Dan didn't hesitate, maybe he had been thinking of what he would do all along. He turned the television sound down completely, walked deliberately over to what qualified as our sound system, which was a thirty-five dollar boom-box, and started playing whatever cassette was in there. It happened to be Led Zeppelin's "When the Levee Breaks" and he started dancing to the music. I don't know if he knew that was the song on deck, and it wasn't all that easy a tune to dance to, but it had a big driving beat and he outdid himself bobbing his cock around and wagging it to the music.

We are all laughing to beat the band at this stage, and so we ended up with a room full of now half-naked college seniors with serious, erect cocks waving and bobbing, those defiant aroused appendages synchronized to a heavy rock beat. Gary is smiling big time, Rod is hollering and even Dan looks pleased. The vision of that Led Zeppelin-inspired three minutes of dancing cocks will never leave me, what made me think of this story to begin with.

So we turn off the music when it's over and stand there looking at each other. Everyone still has a shirt on, we are basically bottomless with no clothing on below our waists, just a holy phalanx of now serious erections.

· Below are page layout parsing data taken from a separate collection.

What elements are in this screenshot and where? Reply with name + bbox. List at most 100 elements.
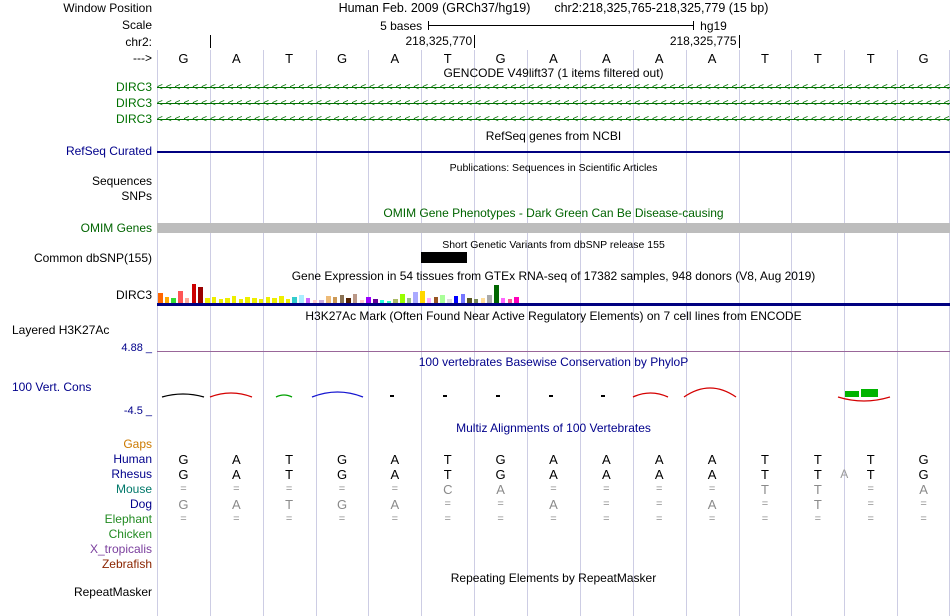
gtex-expression-bar: [500, 298, 506, 303]
track-label-snps[interactable]: SNPs: [121, 189, 152, 203]
gtex-expression-bar: [292, 297, 297, 303]
gtex-expression-bar: [514, 297, 519, 303]
multiz-species-label[interactable]: Elephant: [104, 512, 152, 526]
alignment-base: A: [602, 467, 611, 482]
sequence-base: T: [813, 51, 822, 66]
multiz-species-label[interactable]: Rhesus: [111, 467, 152, 481]
multiz-species-label[interactable]: Mouse: [115, 482, 152, 496]
alignment-base: A: [231, 467, 241, 482]
gencode-item-label[interactable]: DIRC3: [115, 80, 152, 94]
alignment-base: G: [918, 467, 929, 482]
conservation-mark: [275, 394, 293, 398]
sequence-base: A: [602, 51, 611, 66]
refseq-track-title[interactable]: RefSeq genes from NCBI: [485, 129, 622, 143]
alignment-base: A: [707, 452, 717, 467]
alignment-base: T: [866, 467, 875, 482]
conservation-mark: [209, 392, 253, 398]
gtex-expression-bar: [205, 298, 210, 303]
assembly-title: Human Feb. 2009 (GRCh37/hg19): [338, 1, 531, 15]
alignment-base: T: [760, 452, 769, 467]
assembly-name: hg19: [700, 18, 727, 33]
alignment-base: T: [813, 452, 822, 467]
grid-line: [897, 50, 899, 616]
gtex-expression-bar: [171, 298, 176, 303]
grid-line: [632, 50, 634, 616]
alignment-base: =: [338, 483, 346, 495]
alignment-base: =: [338, 513, 346, 525]
grid-line: [368, 50, 370, 616]
alignment-base: =: [920, 498, 927, 510]
gtex-expression-bar: [359, 300, 365, 303]
sequence-base: A: [707, 51, 717, 66]
gtex-expression-bar: [191, 284, 197, 303]
alignment-base: A: [654, 467, 664, 482]
gtex-expression-bar: [379, 300, 385, 303]
alignment-base: A: [602, 452, 611, 467]
alignment-base: A: [231, 497, 241, 512]
track-label-sequences[interactable]: Sequences: [91, 174, 152, 188]
alignment-base: =: [391, 513, 399, 525]
gtex-expression-bar: [184, 298, 190, 303]
alignment-base: =: [497, 513, 504, 525]
gtex-expression-bar: [433, 297, 439, 303]
conservation-mark: [837, 396, 891, 402]
multiz-species-label[interactable]: Gaps: [123, 437, 152, 451]
track-label-100-vert-cons[interactable]: 100 Vert. Cons: [12, 380, 92, 394]
sequence-base: A: [390, 51, 400, 66]
gtex-expression-bar: [198, 287, 203, 303]
ruler-tick: [738, 35, 740, 48]
dbsnp-track-title[interactable]: Short Genetic Variants from dbSNP releas…: [442, 239, 665, 251]
omim-track-title[interactable]: OMIM Gene Phenotypes - Dark Green Can Be…: [383, 206, 724, 220]
multiz-species-label[interactable]: Zebrafish: [101, 557, 152, 571]
track-label-omim-genes[interactable]: OMIM Genes: [80, 221, 152, 235]
gtex-expression-bar: [453, 296, 459, 303]
gtex-track-title[interactable]: Gene Expression in 54 tissues from GTEx …: [291, 269, 816, 283]
gencode-item-label[interactable]: DIRC3: [115, 96, 152, 110]
alignment-base: G: [178, 497, 189, 512]
track-label-layered-h3k27ac[interactable]: Layered H3K27Ac: [12, 323, 110, 337]
gtex-expression-bar: [386, 301, 392, 303]
strand-arrows-left: <<<<<<<<<<<<<<<<<<<<<<<<<<<<<<<<<<<<<<<<…: [157, 82, 950, 93]
multiz-species-label[interactable]: X_tropicalis: [89, 542, 152, 556]
gtex-expression-bar: [211, 297, 217, 303]
repeatmasker-track-title[interactable]: Repeating Elements by RepeatMasker: [450, 571, 657, 585]
track-label-refseq-curated[interactable]: RefSeq Curated: [65, 144, 152, 158]
grid-line: [579, 50, 581, 616]
gtex-expression-bar: [164, 297, 170, 303]
ruler-tick: [474, 35, 476, 48]
scale-bases-text: 5 bases: [380, 18, 423, 33]
grid-line: [474, 50, 476, 616]
publications-track-title[interactable]: Publications: Sequences in Scientific Ar…: [449, 162, 658, 174]
multiz-track-title[interactable]: Multiz Alignments of 100 Vertebrates: [456, 421, 651, 435]
conservation-min-value: -4.5 _: [123, 405, 152, 417]
track-label-gtex-dirc3[interactable]: DIRC3: [115, 288, 152, 302]
gtex-expression-bar: [346, 298, 351, 303]
intron-line: [157, 103, 950, 104]
alignment-base: =: [444, 498, 451, 510]
ruler-coordinate: 218,325,770: [405, 34, 473, 48]
alignment-base: T: [813, 467, 822, 482]
alignment-base: =: [656, 513, 663, 525]
gencode-item-label[interactable]: DIRC3: [115, 112, 152, 126]
gtex-expression-bar: [279, 296, 284, 303]
conservation-track-title[interactable]: 100 vertebrates Basewise Conservation by…: [418, 355, 689, 369]
gtex-expression-bar: [332, 297, 338, 303]
alignment-base: =: [867, 498, 874, 510]
omim-gene-bar: [157, 223, 950, 233]
h3k27ac-track-title[interactable]: H3K27Ac Mark (Often Found Near Active Re…: [305, 309, 802, 323]
multiz-species-label[interactable]: Dog: [129, 497, 152, 511]
sequence-base: A: [654, 51, 664, 66]
alignment-base: A: [919, 482, 928, 497]
gencode-track-title[interactable]: GENCODE V49lift37 (1 items filtered out): [443, 66, 664, 80]
alignment-base: C: [443, 482, 453, 497]
conservation-mark: [632, 392, 669, 398]
sequence-base: T: [285, 51, 294, 66]
multiz-species-label[interactable]: Human: [113, 452, 152, 466]
multiz-species-label[interactable]: Chicken: [108, 527, 152, 541]
alignment-base: =: [285, 483, 293, 495]
intron-line: [157, 87, 950, 88]
conservation-mark: [845, 391, 859, 397]
track-label-repeatmasker[interactable]: RepeatMasker: [73, 585, 152, 599]
track-label-common-dbsnp[interactable]: Common dbSNP(155): [33, 251, 152, 265]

Gary's cock is pointing pretty much straight up, even given his heavy, swollen-looking cock-head. Dan's prick-tip is poking free from his foreskin, his cock extending perpendicular from the thin, blond hairs that surrounded his crotch. Rod's cock is medium-size, with an angry-looking reddish head, standing straight out from his heavy-duty groin thicket.

I cannot reconstruct perfectly how the next transition went, recalling only Gary's oratory, his call to Brotherhood, the phrases "all for one, one for all" and "do unto others as you would have them do unto you" and "solidarity" (then a popular word in the news as the motto and name of the recently formed worker's union in Poland) which we all laughed at, looking at our own entirely solid erections.

I wasn't sure how all these pent-up "problems" were going to be handled, although it was clear that something needed to happen somehow, but I detected some resistance to a group effort, I suppose not surprisingly. No one objected explicitly to this, but the trend ended up going towards separate interactions for the grand fraternity.

We drew lots to pair off with a "brother of the Phallus."

I had already done Dan, and between Gary and Rod I would have preferred Gary, just for size reasons, and got lucky enough with the drawing.

Rod and Dan retired to Dan's room, site of his earlier pleasure on my part, and I was happy enough to follow Gary to his room.

I will tell you up front that I am not now, nor have I ever been, a good negotiator, almost always willing to make life easy by going along with someone else's lead. This has proved later immensely valuable in marriage, and all sorts of business relations, sometimes to my detriment in the short-run, rarely the long.